意識



 春原くんと付き合い始めてから、初めてデートをしたのは7月だった。


 春原くんとの付き合いはあっという間に半年を過ぎていった。週に5日ほど毎日顔を合わせて、挨拶をしては放課後に喋っていたり、決めた日には一緒に帰る。大雑把にいってそれが半年続くと、日常と同じようなものに変わった。春原くんと付き合い出してからした行為はキスの手前くらいで、その部分に一線を引いて接していけば、当初はドキドキしてた行いも、今じゃ少しの恥じらいだってなくなっていた。手を繋ぐことも、抱き合うことも、名前を呼ばれることにも慣れてしまったけど、その先のことは緊張と羞恥が直前になって同時に襲いかかってきてしまうものだから、そこから先に進めないでいた清純なお付き合いを繰り返していた。春原くんはこう、何かの衝動で唐突に先に進めたがる節があるらしい。少しずつ、身を寄せあったり肌に触れてこようとしてくれるけど、それを羞恥のせいで受け入れないでいたのは私の方だった。

「なまえって、春原のこと名前で呼んだりしねぇの?」
「しないねー。 考えたこともなかったし」
「春原、かわいそ」
「だって、今更すぎるでしょ」

 毎度お馴染み期末テストの部活停止期間中、約1年前の新体制から変わらずに、舞子と洋太と春原くんとの4人で勉強会を開いていた。赤点を免れたらいいと言う舞子にはもう慣れたし、アプリゲームに没頭して勉強よりもそっちを優先する洋太にももう慣れたし、春原くんの頭の悪さにもとっくに慣れきった。2学期の期末テストが終わってしまえば、残るテストはあと4回しかない。自ら進んで勉強会に参加した有志を褒めて、これがあと数回で終わってしまうことを喜ぶべきなのか悲しむべきなのかは、今の私にはわからなかった。

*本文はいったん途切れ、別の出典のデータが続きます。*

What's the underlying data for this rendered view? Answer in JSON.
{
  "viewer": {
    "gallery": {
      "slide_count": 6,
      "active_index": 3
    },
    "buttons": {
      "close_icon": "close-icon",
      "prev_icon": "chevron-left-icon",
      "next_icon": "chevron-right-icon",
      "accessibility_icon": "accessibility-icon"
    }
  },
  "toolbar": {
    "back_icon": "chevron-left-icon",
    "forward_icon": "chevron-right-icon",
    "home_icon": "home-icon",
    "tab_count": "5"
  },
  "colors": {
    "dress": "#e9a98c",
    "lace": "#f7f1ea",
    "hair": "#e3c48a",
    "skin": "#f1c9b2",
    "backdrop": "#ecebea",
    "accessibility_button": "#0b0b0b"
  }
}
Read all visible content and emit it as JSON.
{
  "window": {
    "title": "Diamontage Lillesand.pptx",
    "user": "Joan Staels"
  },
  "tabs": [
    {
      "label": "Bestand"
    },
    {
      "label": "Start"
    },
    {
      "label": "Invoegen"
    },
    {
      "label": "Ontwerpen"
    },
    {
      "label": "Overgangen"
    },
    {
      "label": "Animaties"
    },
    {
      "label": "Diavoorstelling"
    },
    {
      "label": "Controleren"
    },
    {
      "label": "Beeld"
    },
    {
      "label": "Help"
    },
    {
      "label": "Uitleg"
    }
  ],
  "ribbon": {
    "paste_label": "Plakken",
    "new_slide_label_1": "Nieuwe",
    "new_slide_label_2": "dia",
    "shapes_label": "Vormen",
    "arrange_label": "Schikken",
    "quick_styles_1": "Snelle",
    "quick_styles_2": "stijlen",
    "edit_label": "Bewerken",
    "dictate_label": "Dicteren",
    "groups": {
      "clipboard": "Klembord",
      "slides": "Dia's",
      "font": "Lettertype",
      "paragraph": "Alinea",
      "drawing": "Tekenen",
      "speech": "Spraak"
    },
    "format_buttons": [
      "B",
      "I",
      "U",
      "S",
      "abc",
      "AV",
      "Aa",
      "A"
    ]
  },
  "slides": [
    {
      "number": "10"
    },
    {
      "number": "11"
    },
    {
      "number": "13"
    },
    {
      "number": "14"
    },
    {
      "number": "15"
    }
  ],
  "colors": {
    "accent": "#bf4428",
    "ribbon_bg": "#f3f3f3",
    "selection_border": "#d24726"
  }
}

「春原が、なまえのことデートに誘いたいけど、お前、何考えてんのかよくわかんないから誘えないって話してた」
「え、なにそれ」
「いや、そのままだろ」
「私、基本暇してるし、誘われたら遊びに行くよ」
「といいつつ、中学のやつらとも遊んでんだろ?」
「まぁそうなんだけど。 予定立ててくれたら空けるよ」
「お前、そういうところ」

 勉強会を開くようになってから、この4人のメンバーはそれなりに仲が良くなった。いや、元々それなりに仲は良かったんだけど、特に舞子と春原くんは、この勉強会で一緒に過ごしていたせいか前よりも仲が良くなっていて、今は2人仲良くトイレに行っているといった感じだ。2人とも社交的なタイプだから、同じクラスになってからも比較的良く喋っていたみたいだけど、そこに友達の彼氏であり、彼女の友達である私が位置すれば、話すネタが増えるのか最近やたら仲良くしてるように見える。別に仲良くしてくれるのは構わないけど、たまに「そういえば春原が言ってたんだけどさー」とか「碓氷さんに聞いたんだけどさ!」って、余計な話がでてくるから、私が頭を悩ますことがよくあった。そして今は、春原くんに何かを聞いたらしい洋太にまで、こんなことを言われてしまう始末だ。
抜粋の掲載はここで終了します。